By: Abigail Weintraub


At the All England Lawn Tennis and Croquet Club, tennis players are dispersing. The lawn will be trimmed two millimeters shorter and the croquet hoops will be brought out; the transformation process is soon to commence. Although tennis seems to be the predominant sport, the club’s background suggests otherwise.


When the club was founded in 1868, croquet was the only sport present—until 1877. Tennis was introduced to the club, and it surged as time went on. This continued until it almost completely eclipsed the art of croquet. In fact, the club's name changed from the All England Croquet Club to the All England Lawn Tennis and Croquet Club. In the end, croquet survived the struggle.

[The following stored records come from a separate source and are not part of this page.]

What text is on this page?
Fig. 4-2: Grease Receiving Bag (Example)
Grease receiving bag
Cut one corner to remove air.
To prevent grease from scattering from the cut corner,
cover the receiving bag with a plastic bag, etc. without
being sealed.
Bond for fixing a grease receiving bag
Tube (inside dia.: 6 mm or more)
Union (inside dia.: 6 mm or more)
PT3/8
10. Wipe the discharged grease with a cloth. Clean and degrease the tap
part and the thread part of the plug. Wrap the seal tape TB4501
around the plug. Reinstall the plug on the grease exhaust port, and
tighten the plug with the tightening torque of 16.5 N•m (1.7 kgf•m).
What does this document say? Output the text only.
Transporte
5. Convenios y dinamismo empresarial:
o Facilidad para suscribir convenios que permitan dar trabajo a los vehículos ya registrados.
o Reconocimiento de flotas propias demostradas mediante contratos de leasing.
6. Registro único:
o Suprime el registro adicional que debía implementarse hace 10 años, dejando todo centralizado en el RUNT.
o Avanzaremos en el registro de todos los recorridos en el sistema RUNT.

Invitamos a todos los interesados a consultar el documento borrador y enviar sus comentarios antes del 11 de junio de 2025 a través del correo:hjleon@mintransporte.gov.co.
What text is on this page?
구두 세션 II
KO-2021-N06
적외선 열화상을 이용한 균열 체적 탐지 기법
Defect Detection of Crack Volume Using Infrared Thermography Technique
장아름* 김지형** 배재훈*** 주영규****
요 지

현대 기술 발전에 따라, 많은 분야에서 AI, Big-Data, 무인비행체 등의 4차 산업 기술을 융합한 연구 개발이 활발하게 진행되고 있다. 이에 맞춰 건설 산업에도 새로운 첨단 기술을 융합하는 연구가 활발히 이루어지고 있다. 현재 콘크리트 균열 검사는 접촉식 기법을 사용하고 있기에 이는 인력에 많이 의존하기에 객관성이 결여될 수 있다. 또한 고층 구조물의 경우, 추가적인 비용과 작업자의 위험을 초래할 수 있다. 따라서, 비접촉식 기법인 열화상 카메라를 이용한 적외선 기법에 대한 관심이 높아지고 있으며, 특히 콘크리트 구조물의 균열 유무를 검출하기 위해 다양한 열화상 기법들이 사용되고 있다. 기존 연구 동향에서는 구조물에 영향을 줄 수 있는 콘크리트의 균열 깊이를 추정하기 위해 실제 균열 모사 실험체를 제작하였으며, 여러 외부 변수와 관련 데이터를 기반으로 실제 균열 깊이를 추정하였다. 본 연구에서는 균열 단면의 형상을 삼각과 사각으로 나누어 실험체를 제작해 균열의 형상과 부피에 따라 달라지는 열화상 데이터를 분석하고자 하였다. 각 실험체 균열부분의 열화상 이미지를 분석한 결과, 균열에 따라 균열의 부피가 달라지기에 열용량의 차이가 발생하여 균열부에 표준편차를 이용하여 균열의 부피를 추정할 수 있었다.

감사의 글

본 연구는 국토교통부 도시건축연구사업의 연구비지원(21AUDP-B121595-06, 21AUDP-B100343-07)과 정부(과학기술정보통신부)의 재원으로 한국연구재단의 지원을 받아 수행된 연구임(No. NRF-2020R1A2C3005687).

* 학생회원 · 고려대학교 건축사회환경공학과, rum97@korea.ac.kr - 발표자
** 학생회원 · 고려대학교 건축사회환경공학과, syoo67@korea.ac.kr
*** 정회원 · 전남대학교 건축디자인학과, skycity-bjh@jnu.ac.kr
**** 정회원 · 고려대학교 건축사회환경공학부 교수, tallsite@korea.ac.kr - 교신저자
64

“If you go to a croquet club, people are passionate about croquet, and if you go to a tennis club, people are passionate about tennis,” said Jonathan Smith. “We happen to have both. We’re keen on croquet, but we’re passionate about tennis.” Having a flourishing croquet community is sufficient, but a club that honors both tennis and croquet is something special.


Residents want to turn the club into a better environment for croquet players. “We want to redo the lawns at some point and do them absolutely with the right grass… You can’t cut rye to three mil because it dies,” said club manager Ross Matheson. When Wimbledon expands, the club is hoping that they can keep the croquet courts year-round instead of cycling between croquet and tennis.


As of now, however, the rotation will carry on. On July 18th, after a long season of tennis, the club will be officially free to return to croquet. It is clear that many members of the club are as devoted to croquet as they are devoted to tennis. People consider it an enjoyable and relaxing pastime; it’s “a great game for anyone who’s a bit knackered,” according to Smith.


For croquet, there isn’t a Wimbledon-level equivalent—simply travel teams and competitions between clubs. Nevertheless, the sport is mostly a form of competitive fun, and a fantastic one, at that.